Sometimes caffeine highs inspire me to do some good math or some equivalent creative endeavour like coding or streaming a page of entertaining thoughts directly from my brain through my nervous system onto the keyboard and etched into my SSD. And I feel like Benjamin Franklin brandishing his lightning rod over a cowering would-be doomed soul, sheltering him from God’s wrath of electrons.
Note to self: please try, for the 127th time, to implement the no caffeine after midday rule. How are you going to fall asleep, my friend?
Caffeine highs turn me into an impatient reader. I dislike that. Sometimes I just want to focus, read, and digest at my leisure.
Here’s a framework I just thought of! You use two mental instruments when reading: one detector and one digestor. The detector scans sentences and either rejects or accepts them. Once a sentence is accepted, it’s sent to the digestor with an instruction from the detector detailing how much time should be spent digesting that sentence. Drinking coffee boosts your detector’s capabilities, so getting things done quickly is easier, but it’s just as hard to do them well. And it can be harder to actually sit down and deeply sink your teeth into something. If you have too much caffeine or you’re too stressed, your detector becomes way too ambitious, handing off large chunks of undigestable data to the digestor’s fast-track digestion system. This is an undesirable state of affairs.
In other news
I may have landed a contract to set up a cloud computing pipeline for EEG seizure analysis. I hope I get this; I can’t wait to jump back into the weeds of solving technical problems and implementing algorithms for money.
Working only on open source projects is fun, but it’s also taxing and not unsustainable without an income. In the long term, I plan to keep iterating through small projects until I hit something really fun that might have a bright future and then apply to an EV grant.
I’m in a blog-reading group w/ some friends and am reading these two trails of blogs. (A trail is like a playlist but for online written content.)
I became a math tutor and have taken on a small smattering of students.
I also saw a live performance of The Pirates of Penzance and received a very touching and well-written letter from a childhood friend. Life is good.
Afterthought
The above is an experimental piece.

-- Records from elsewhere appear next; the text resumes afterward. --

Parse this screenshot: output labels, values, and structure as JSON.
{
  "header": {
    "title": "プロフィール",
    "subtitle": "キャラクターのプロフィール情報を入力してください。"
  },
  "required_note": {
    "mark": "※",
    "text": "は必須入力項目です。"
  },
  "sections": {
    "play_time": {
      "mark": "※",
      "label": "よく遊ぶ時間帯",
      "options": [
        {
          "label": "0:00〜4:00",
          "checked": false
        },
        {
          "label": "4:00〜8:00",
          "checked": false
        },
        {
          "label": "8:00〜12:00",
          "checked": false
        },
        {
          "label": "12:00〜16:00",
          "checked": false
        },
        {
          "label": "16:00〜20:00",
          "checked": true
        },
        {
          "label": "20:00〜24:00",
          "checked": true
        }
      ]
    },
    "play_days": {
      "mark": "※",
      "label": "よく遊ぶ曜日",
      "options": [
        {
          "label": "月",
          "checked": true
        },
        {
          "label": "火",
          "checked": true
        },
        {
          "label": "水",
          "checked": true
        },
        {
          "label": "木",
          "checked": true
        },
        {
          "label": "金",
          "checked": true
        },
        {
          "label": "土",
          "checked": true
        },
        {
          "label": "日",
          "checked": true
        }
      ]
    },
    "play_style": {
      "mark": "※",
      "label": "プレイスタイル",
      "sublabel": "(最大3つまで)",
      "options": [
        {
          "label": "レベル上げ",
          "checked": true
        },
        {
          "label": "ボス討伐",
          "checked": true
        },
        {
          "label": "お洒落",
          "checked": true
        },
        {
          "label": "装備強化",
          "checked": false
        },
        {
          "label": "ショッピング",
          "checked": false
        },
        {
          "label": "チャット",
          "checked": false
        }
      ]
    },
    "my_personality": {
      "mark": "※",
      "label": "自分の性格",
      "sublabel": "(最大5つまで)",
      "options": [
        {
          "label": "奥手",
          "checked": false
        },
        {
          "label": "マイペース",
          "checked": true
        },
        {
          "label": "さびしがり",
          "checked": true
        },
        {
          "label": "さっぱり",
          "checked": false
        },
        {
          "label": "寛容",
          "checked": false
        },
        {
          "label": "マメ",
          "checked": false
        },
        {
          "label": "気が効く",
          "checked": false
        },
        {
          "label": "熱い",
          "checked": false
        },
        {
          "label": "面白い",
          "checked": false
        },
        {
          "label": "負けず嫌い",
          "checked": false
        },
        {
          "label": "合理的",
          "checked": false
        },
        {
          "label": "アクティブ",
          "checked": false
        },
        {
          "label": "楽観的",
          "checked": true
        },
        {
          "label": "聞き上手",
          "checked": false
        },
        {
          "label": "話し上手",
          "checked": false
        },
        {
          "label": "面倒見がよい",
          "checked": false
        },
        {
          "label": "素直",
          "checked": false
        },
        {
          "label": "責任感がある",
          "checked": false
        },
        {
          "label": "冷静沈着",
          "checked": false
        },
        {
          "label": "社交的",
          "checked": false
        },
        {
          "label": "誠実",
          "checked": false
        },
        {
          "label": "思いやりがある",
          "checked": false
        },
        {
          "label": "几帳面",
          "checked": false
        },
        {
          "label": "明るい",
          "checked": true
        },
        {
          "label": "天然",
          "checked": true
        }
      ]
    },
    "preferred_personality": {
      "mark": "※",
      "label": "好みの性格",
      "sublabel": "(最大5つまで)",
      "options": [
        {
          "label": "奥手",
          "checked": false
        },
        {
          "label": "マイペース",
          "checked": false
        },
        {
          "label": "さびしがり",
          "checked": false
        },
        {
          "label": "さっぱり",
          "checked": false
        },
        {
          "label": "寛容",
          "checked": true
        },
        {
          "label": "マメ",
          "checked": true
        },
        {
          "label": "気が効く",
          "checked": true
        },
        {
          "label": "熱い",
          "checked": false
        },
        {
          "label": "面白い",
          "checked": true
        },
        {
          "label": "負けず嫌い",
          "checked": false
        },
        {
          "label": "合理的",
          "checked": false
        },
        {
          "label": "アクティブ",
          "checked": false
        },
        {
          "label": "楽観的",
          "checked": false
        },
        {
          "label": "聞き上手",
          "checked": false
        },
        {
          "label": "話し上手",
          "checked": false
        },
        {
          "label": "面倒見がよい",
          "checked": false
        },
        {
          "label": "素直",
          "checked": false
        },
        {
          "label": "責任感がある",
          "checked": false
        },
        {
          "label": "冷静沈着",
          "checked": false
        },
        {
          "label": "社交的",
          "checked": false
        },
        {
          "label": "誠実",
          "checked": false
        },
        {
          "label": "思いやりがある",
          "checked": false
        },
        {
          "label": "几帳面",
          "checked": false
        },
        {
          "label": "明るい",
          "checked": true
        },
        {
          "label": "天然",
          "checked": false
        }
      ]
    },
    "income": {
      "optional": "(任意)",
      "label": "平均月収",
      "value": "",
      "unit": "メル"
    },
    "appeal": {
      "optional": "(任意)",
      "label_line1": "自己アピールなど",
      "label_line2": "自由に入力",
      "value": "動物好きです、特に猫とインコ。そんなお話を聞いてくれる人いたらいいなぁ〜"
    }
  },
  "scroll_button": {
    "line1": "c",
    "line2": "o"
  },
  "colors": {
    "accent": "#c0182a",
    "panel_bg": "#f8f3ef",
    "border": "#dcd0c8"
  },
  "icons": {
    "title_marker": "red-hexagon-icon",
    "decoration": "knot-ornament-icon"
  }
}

Let me know if you enjoy it.
Thank you, Marley and Sneha, for reading a draft of these caffeinated thoughts and finding them entertaining, encouraging me, for better or worse, to publish them.
I went to seek advice about blogging from DKB, who suggested that I think more about my audience and write with them in mind. So I started thinking about that and didn’t get very far. Then I watched this discussion of the mid-wit meme and decided that I’m not going to overthink it and just publish whatever I find entertaining. Be warned.